First, let's consider how the surface area of an animal relates to body size. We'll look at two mammals of very different body size; their relative proportions can very approximately be represented as two cubes of different dimensions, as in Figure 7. Follow the arithmetical steps carefully:

  • The smaller species, the shrew, is represented by cube A with a side of length of 4 mm.

  • The area of each cube face is 4 mm × 4 mm = 16 mm2.

  • As there are six faces to the cube, the total surface area is 16 mm2 × 6 = 96 mm2.

  • The volume of cube A is: 4 mm × 4 mm × 4 mm = 64 mm3.

  • The ratio of surface area to volume for species A is therefore 96/64 = 1.5. So for the shrew, the value for the surface area is 1.5 times greater than the value for the volume.

  • The larger-sized hedgehog is represented by cube B in which each side is 25 mm long.

  • This gives a total surface area of 25 mm × 25 mm × 6 = 3750 mm2.
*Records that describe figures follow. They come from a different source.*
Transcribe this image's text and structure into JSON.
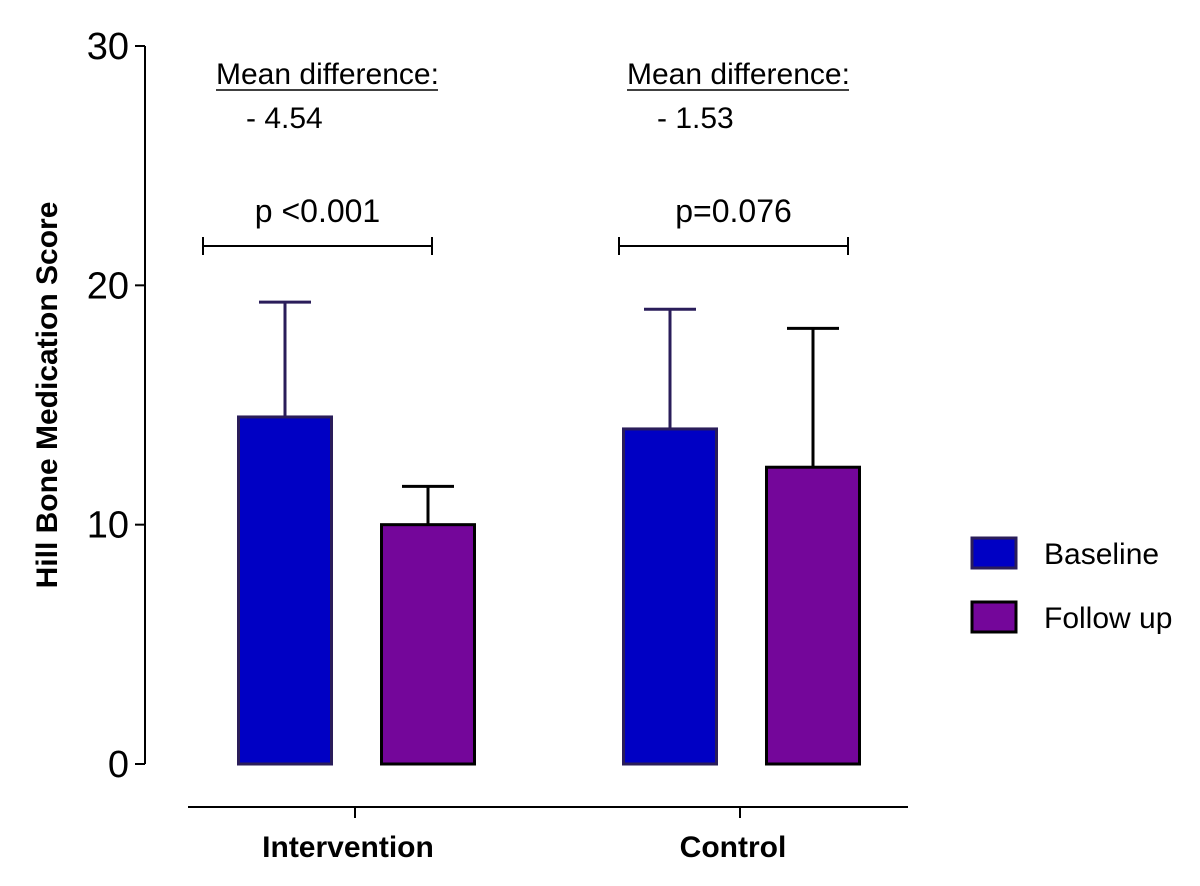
{
  "chart_data": {
    "type": "bar",
    "title": "",
    "xlabel": "",
    "ylabel": "Hill Bone Medication Score",
    "ylim": [
      0,
      30
    ],
    "yticks": [
      0,
      10,
      20,
      30
    ],
    "categories": [
      "Intervention",
      "Control"
    ],
    "series": [
      {
        "name": "Baseline",
        "color": "#0000c4",
        "border": "#2a1d5a",
        "values": [
          14.5,
          14.0
        ],
        "error_upper": [
          19.3,
          19.0
        ]
      },
      {
        "name": "Follow up",
        "color": "#74069a",
        "border": "#000000",
        "values": [
          10.0,
          12.4
        ],
        "error_upper": [
          11.6,
          18.2
        ]
      }
    ],
    "annotations": [
      {
        "group": 0,
        "heading": "Mean difference:",
        "value": "- 4.54",
        "pvalue": "p <0.001"
      },
      {
        "group": 1,
        "heading": "Mean difference:",
        "value": "- 1.53",
        "pvalue": "p=0.076"
      }
    ],
    "legend_position": "right"
  }
}
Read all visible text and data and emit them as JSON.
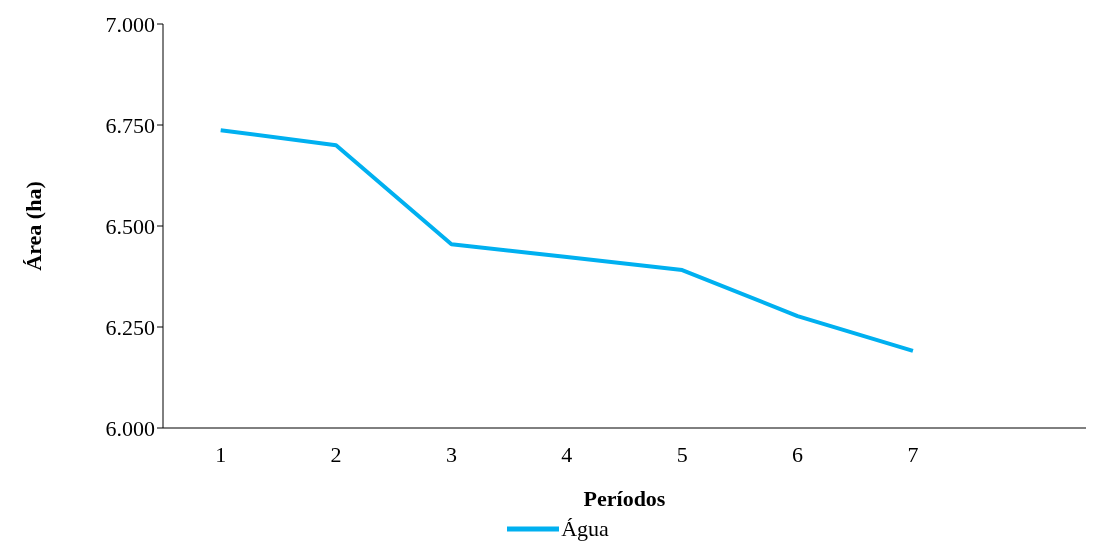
{
  "chart_data": {
    "type": "line",
    "xlabel": "Períodos",
    "ylabel": "Área (ha)",
    "categories": [
      "1",
      "2",
      "3",
      "4",
      "5",
      "6",
      "7",
      null
    ],
    "series": [
      {
        "name": "Água",
        "color": "#00b0f0",
        "values": [
          6737,
          6700,
          6455,
          6423,
          6391,
          6277,
          6191,
          null
        ]
      }
    ],
    "ylim": [
      6000,
      7000
    ],
    "yticks": [
      {
        "value": 6000,
        "label": "6.000"
      },
      {
        "value": 6250,
        "label": "6.250"
      },
      {
        "value": 6500,
        "label": "6.500"
      },
      {
        "value": 6750,
        "label": "6.750"
      },
      {
        "value": 7000,
        "label": "7.000"
      }
    ],
    "grid": false,
    "legend": "bottom",
    "marker": "none",
    "line_style": "solid"
  }
}
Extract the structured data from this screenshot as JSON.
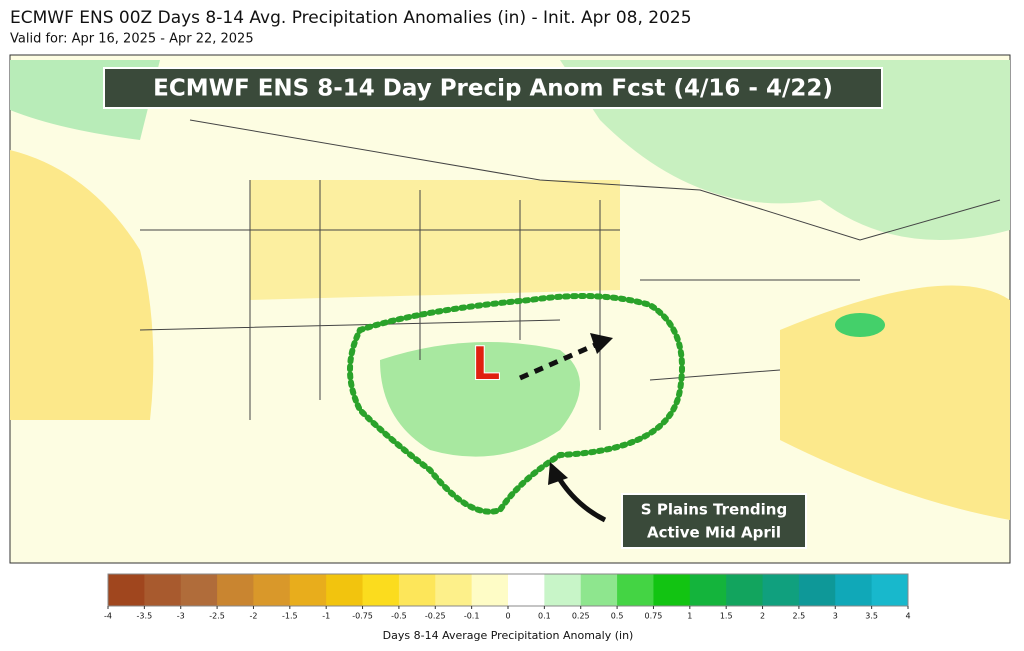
{
  "header": {
    "title": "ECMWF ENS 00Z Days 8-14 Avg. Precipitation Anomalies (in) - Init. Apr 08, 2025",
    "subtitle": "Valid for: Apr 16, 2025 - Apr 22, 2025"
  },
  "map": {
    "banner": "ECMWF ENS 8-14 Day Precip Anom Fcst (4/16 - 4/22)",
    "low_label": "L",
    "annotation": [
      "S Plains Trending",
      "Active Mid April"
    ]
  },
  "colorbar": {
    "label": "Days 8-14 Average Precipitation Anomaly (in)",
    "ticks": [
      -4,
      -3.5,
      -3,
      -2.5,
      -2,
      -1.5,
      -1,
      -0.75,
      -0.5,
      -0.25,
      -0.1,
      0,
      0.1,
      0.25,
      0.5,
      0.75,
      1,
      1.5,
      2,
      2.5,
      3,
      3.5,
      4
    ],
    "colors": [
      "#a0461e",
      "#a85a2e",
      "#b06c3a",
      "#c98530",
      "#d9982a",
      "#e8ad1c",
      "#f2c40e",
      "#fbdc1e",
      "#fde65a",
      "#fdf08a",
      "#fefcc6",
      "#ffffff",
      "#ffffff",
      "#c8f5c8",
      "#8ee68e",
      "#44d444",
      "#12c412",
      "#14b43c",
      "#12a45e",
      "#10a07e",
      "#0e9898",
      "#10a8b8",
      "#18b8cc"
    ]
  }
}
  • The volume is of cube B 25 mm × 25 mm × 25 mm = 15 625 mm3.

  • The ratio of surface area to volume is 3750/15 625 = 0.24.

Figure 7
Figure 7 The linear dimensions, surface areas and volumes of two different-sized cubes, A and B, are compared to show how surface area to volume ratio decreases as linear dimensions increase. Think of the smaller cube (A) as representing the common shrew, and the larger cube (B) a hedgehog. (Note, however, that if these animals and their cubes were both drawn to the same scale, the hedgehog would be about twice the size it is here.)


What can you tentatively conclude from Figure 7 about the effect of body size on the ratio of surface area to volume and the resultant heat loss?


The smaller the animal, the larger is the surface area to volume ratio. Therefore, a small animal like a shrew has a greater potential for losing heat from its body because of its relatively large surface area.

In Figure 7, I've been a bit 'free and easy' with my estimates of body dimensions. The figure is a rough approximation - good enough for my purposes. I was tempted to draw in a third cube, representing a very sizeable insect eater such as the giant anteater. But even if I kept to only roughly the right proportions, the animal's outline and the corresponding cube would occupy a full page, so I hope the point is clear enough from Figure 7 as it is.

There's an important inference to be drawn here, which helps explain the relationship in Figure 6. A relatively large surface area (as with the shrew) will lead to a greater heat loss per unit mass of animal. In order to compensate for this enhanced heat loss, a mammal's metabolic rate has to be sufficiently high to maintain its body temperature at a steady value of 36 °C or so. Hence, generally speaking, the more massive an animal, the lower its heat loss relative to its size. In this sense, very large animals have relatively low running costs. Their food requirements are modest - not in the absolute sense of the total amount of food ingested, measured say in kilograms, but relative to their body size, i.e. kilogram of food per kilogram of body mass.

One way of avoiding excessive heat loss is to increase insulation. Rather than constantly eating, why don't small mammals increase insulation? The coat of small mammals simply cannot be thick enough to provide adequate insulation in cold conditions. Thickness of the fur coat is limited by the amount of fur animals can physically carry. If a shrew had an effective winter fur coat, its feet would not reach the ground! For large insect eaters living in temperate climates, e.g. anteaters, effective insulation by fur is more feasible.